Невыученные уроки он разменивал на античные камеи, в зале которых несла свой пост бабушка. Школьными пирожками за пять копеек тайком делился с почтенными эрмитажевскими котами, кормить которых строжайше запрещалось – иначе не будут нести свою службу и ловить мышей, ради чего невзрачных с виду усатых-полосатых и держали в сокровищнице мирового искусства. Так и проходило детство.

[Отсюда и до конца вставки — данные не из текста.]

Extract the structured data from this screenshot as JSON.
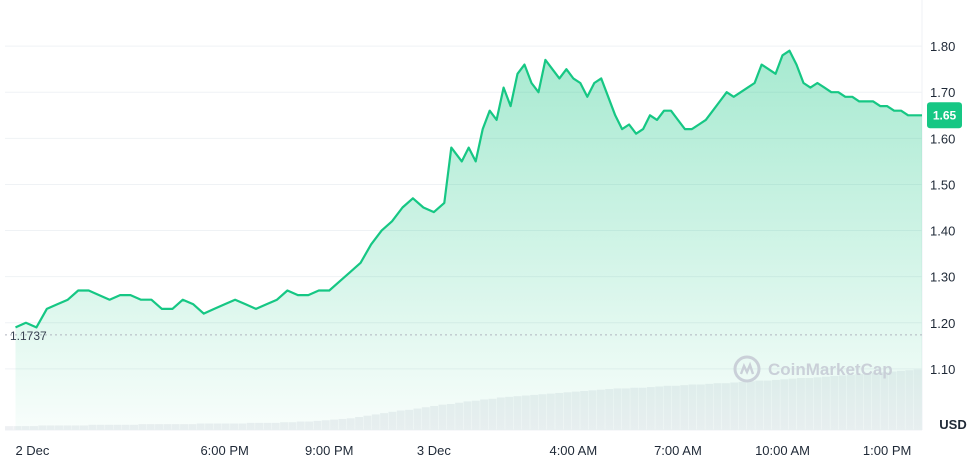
{
  "chart_data": {
    "type": "area",
    "currency_label": "USD",
    "y_ticks": [
      "1.80",
      "1.70",
      "1.60",
      "1.50",
      "1.40",
      "1.30",
      "1.20",
      "1.10"
    ],
    "ylim": [
      1.0,
      1.9
    ],
    "x_tick_labels": [
      "2 Dec",
      "6:00 PM",
      "9:00 PM",
      "3 Dec",
      "4:00 AM",
      "7:00 AM",
      "10:00 AM",
      "1:00 PM"
    ],
    "x_tick_hours": [
      0,
      6,
      9,
      12,
      16,
      19,
      22,
      25
    ],
    "xlim": [
      -0.3,
      26.0
    ],
    "reference_value": 1.1737,
    "reference_label": "1.1737",
    "current_value": 1.65,
    "current_label": "1.65",
    "watermark": "CoinMarketCap",
    "colors": {
      "line": "#16c784",
      "badge": "#16c784",
      "grid": "#eff2f5",
      "volume": "#eef0f3",
      "ref": "#b0b5bf"
    },
    "series": [
      {
        "x": [
          0.0,
          0.3,
          0.6,
          0.9,
          1.2,
          1.5,
          1.8,
          2.1,
          2.4,
          2.7,
          3.0,
          3.3,
          3.6,
          3.9,
          4.2,
          4.5,
          4.8,
          5.1,
          5.4,
          5.7,
          6.0,
          6.3,
          6.6,
          6.9,
          7.2,
          7.5,
          7.8,
          8.1,
          8.4,
          8.7,
          9.0,
          9.3,
          9.6,
          9.9,
          10.2,
          10.5,
          10.8,
          11.1,
          11.4,
          11.7,
          12.0,
          12.3,
          12.5,
          12.8,
          13.0,
          13.2,
          13.4,
          13.6,
          13.8,
          14.0,
          14.2,
          14.4,
          14.6,
          14.8,
          15.0,
          15.2,
          15.4,
          15.6,
          15.8,
          16.0,
          16.2,
          16.4,
          16.6,
          16.8,
          17.0,
          17.2,
          17.4,
          17.6,
          17.8,
          18.0,
          18.2,
          18.4,
          18.6,
          18.8,
          19.0,
          19.2,
          19.4,
          19.6,
          19.8,
          20.0,
          20.2,
          20.4,
          20.6,
          20.8,
          21.0,
          21.2,
          21.4,
          21.6,
          21.8,
          22.0,
          22.2,
          22.4,
          22.6,
          22.8,
          23.0,
          23.2,
          23.4,
          23.6,
          23.8,
          24.0,
          24.2,
          24.4,
          24.6,
          24.8,
          25.0,
          25.2,
          25.4,
          25.6,
          25.8,
          26.0
        ],
        "y": [
          1.19,
          1.2,
          1.19,
          1.23,
          1.24,
          1.25,
          1.27,
          1.27,
          1.26,
          1.25,
          1.26,
          1.26,
          1.25,
          1.25,
          1.23,
          1.23,
          1.25,
          1.24,
          1.22,
          1.23,
          1.24,
          1.25,
          1.24,
          1.23,
          1.24,
          1.25,
          1.27,
          1.26,
          1.26,
          1.27,
          1.27,
          1.29,
          1.31,
          1.33,
          1.37,
          1.4,
          1.42,
          1.45,
          1.47,
          1.45,
          1.44,
          1.46,
          1.58,
          1.55,
          1.58,
          1.55,
          1.62,
          1.66,
          1.64,
          1.71,
          1.67,
          1.74,
          1.76,
          1.72,
          1.7,
          1.77,
          1.75,
          1.73,
          1.75,
          1.73,
          1.72,
          1.69,
          1.72,
          1.73,
          1.69,
          1.65,
          1.62,
          1.63,
          1.61,
          1.62,
          1.65,
          1.64,
          1.66,
          1.66,
          1.64,
          1.62,
          1.62,
          1.63,
          1.64,
          1.66,
          1.68,
          1.7,
          1.69,
          1.7,
          1.71,
          1.72,
          1.76,
          1.75,
          1.74,
          1.78,
          1.79,
          1.76,
          1.72,
          1.71,
          1.72,
          1.71,
          1.7,
          1.7,
          1.69,
          1.69,
          1.68,
          1.68,
          1.68,
          1.67,
          1.67,
          1.66,
          1.66,
          1.65,
          1.65,
          1.65
        ]
      }
    ],
    "volume": [
      0.06,
      0.06,
      0.06,
      0.06,
      0.07,
      0.07,
      0.07,
      0.07,
      0.07,
      0.07,
      0.08,
      0.08,
      0.08,
      0.08,
      0.08,
      0.08,
      0.09,
      0.09,
      0.09,
      0.09,
      0.09,
      0.09,
      0.09,
      0.1,
      0.1,
      0.1,
      0.1,
      0.1,
      0.1,
      0.11,
      0.11,
      0.11,
      0.11,
      0.12,
      0.12,
      0.13,
      0.13,
      0.14,
      0.15,
      0.16,
      0.17,
      0.18,
      0.2,
      0.22,
      0.24,
      0.26,
      0.28,
      0.3,
      0.31,
      0.33,
      0.35,
      0.37,
      0.39,
      0.4,
      0.42,
      0.44,
      0.45,
      0.47,
      0.48,
      0.5,
      0.51,
      0.52,
      0.53,
      0.54,
      0.55,
      0.56,
      0.57,
      0.58,
      0.59,
      0.6,
      0.61,
      0.62,
      0.63,
      0.64,
      0.64,
      0.65,
      0.65,
      0.66,
      0.67,
      0.68,
      0.68,
      0.69,
      0.7,
      0.7,
      0.71,
      0.72,
      0.72,
      0.73,
      0.74,
      0.75,
      0.76,
      0.76,
      0.77,
      0.78,
      0.79,
      0.8,
      0.8,
      0.81,
      0.82,
      0.83,
      0.84,
      0.85,
      0.86,
      0.87,
      0.88,
      0.89,
      0.9,
      0.91,
      0.92,
      0.93
    ]
  }
}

Для юношеских страданий он выбрал себе вполне подходящее место – не включенную в официальную туристическую программу Новую Голландию с ее знаменитой терзиниевой аркой, через которую, если верить историкам архитектуры, в Россию вошел классицизм. Но в ту пору Андрею было не до арок и не до классицизма. Заросший таинственный остров в пяти минутах ходьбы от дома манил именно внешней запущенностью и вмененной принадлежностью к министерству обороны недоступностью, которую любому нормальному ленинградскому мальчишке западло было не преодолеть.

Вместе с дворовыми приятелями он устраивал негласные турниры – кто отыщет больше лазеек в засекреченный военный объект. И мальчишкам открывался величайший из секретов непобедимой и легендарной – а именно, что никаких секретов-то и нет. И при элементарной доле смекалки пробраться на «строго охраняемую территорию» может любой.

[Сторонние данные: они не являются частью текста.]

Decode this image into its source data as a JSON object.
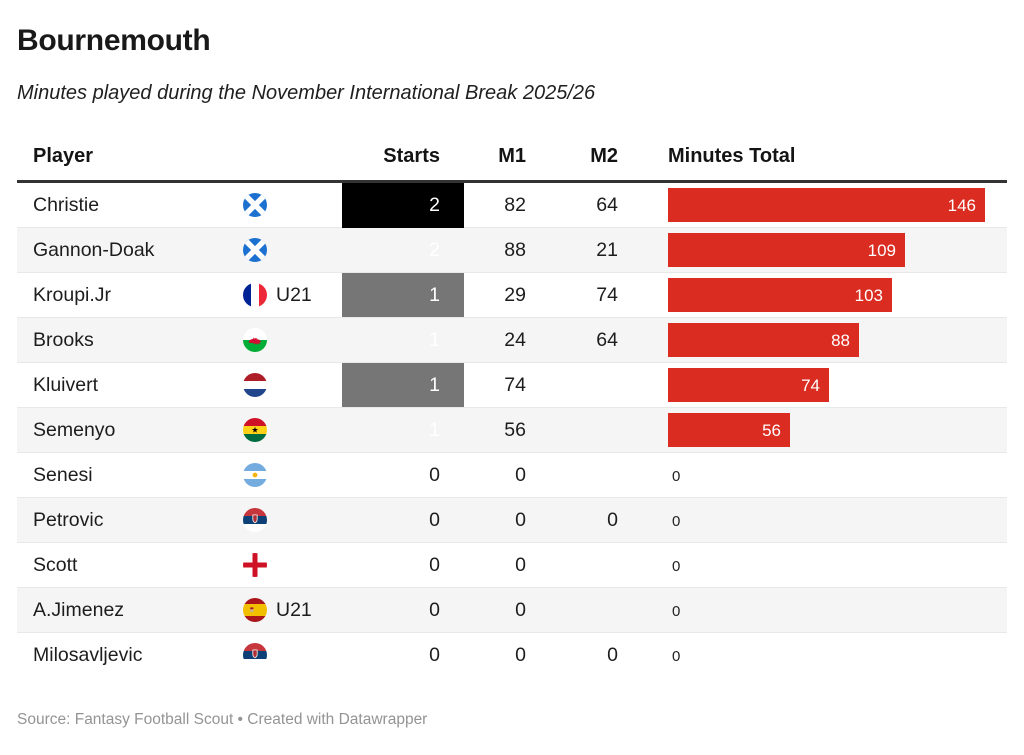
{
  "chart_data": {
    "type": "table",
    "title": "Bournemouth",
    "subtitle": "Minutes played during the November International Break 2025/26",
    "columns": {
      "player": "Player",
      "starts": "Starts",
      "m1": "M1",
      "m2": "M2",
      "total": "Minutes Total"
    },
    "u21_label": "U21",
    "bar_max": 146,
    "rows": [
      {
        "player": "Christie",
        "flag": "scotland",
        "u21": false,
        "starts": 2,
        "m1": "82",
        "m2": "64",
        "total": 146
      },
      {
        "player": "Gannon-Doak",
        "flag": "scotland",
        "u21": false,
        "starts": 2,
        "m1": "88",
        "m2": "21",
        "total": 109
      },
      {
        "player": "Kroupi.Jr",
        "flag": "france",
        "u21": true,
        "starts": 1,
        "m1": "29",
        "m2": "74",
        "total": 103
      },
      {
        "player": "Brooks",
        "flag": "wales",
        "u21": false,
        "starts": 1,
        "m1": "24",
        "m2": "64",
        "total": 88
      },
      {
        "player": "Kluivert",
        "flag": "netherlands",
        "u21": false,
        "starts": 1,
        "m1": "74",
        "m2": "",
        "total": 74
      },
      {
        "player": "Semenyo",
        "flag": "ghana",
        "u21": false,
        "starts": 1,
        "m1": "56",
        "m2": "",
        "total": 56
      },
      {
        "player": "Senesi",
        "flag": "argentina",
        "u21": false,
        "starts": 0,
        "m1": "0",
        "m2": "",
        "total": 0
      },
      {
        "player": "Petrovic",
        "flag": "serbia",
        "u21": false,
        "starts": 0,
        "m1": "0",
        "m2": "0",
        "total": 0
      },
      {
        "player": "Scott",
        "flag": "england",
        "u21": false,
        "starts": 0,
        "m1": "0",
        "m2": "",
        "total": 0
      },
      {
        "player": "A.Jimenez",
        "flag": "spain",
        "u21": true,
        "starts": 0,
        "m1": "0",
        "m2": "",
        "total": 0
      },
      {
        "player": "Milosavljevic",
        "flag": "serbia",
        "u21": false,
        "starts": 0,
        "m1": "0",
        "m2": "0",
        "total": 0
      }
    ]
  },
  "footer": {
    "text": "Source: Fantasy Football Scout • Created with Datawrapper"
  },
  "colors": {
    "bar": "#da2c20",
    "starts_2_bg": "#000000",
    "starts_1_bg": "#767676",
    "starts_0_bg": "#ffffff",
    "stripe": "#f5f5f5",
    "header_rule": "#333333",
    "row_rule": "#e8e8e8"
  }
}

Новая Голландия стала для мальчиков с Почтамтской сталкеровской зоной. У каждого был свой путь. По хрупкости комплекции Андрей сначала умудрялся пролезать в чуть раздвинутые прутья ограждения со стороны невзрачной набережной Адмиралтейского канала, пока однажды, не рассчитав нормальное увеличение своей комплекции, не застрял, как выбирающийся из норы Кролика Вини Пух. Еще несколько минут, и не слишком активная военная охрана все же отправилась бы в обход секретного объекта и обнаружила бы лазутчика. Последствия такого обнаружения на рубеже восьмидесятых были непредсказуемы – международная напряженность, ввод войск в Афганистан, происки империалистов…

Кто знает, чем в тот раз закончилось бы для Андрея невинное мальчишеское соревнование. Как минимум исполнение интернационального долга ему, призывнику, было бы обеспечено. Но друзья, успевшие добраться на заданный угол Мойки и Крюкова канала и соскучиться, не обнаружив там проигравшего соперника, отправились на его поиски.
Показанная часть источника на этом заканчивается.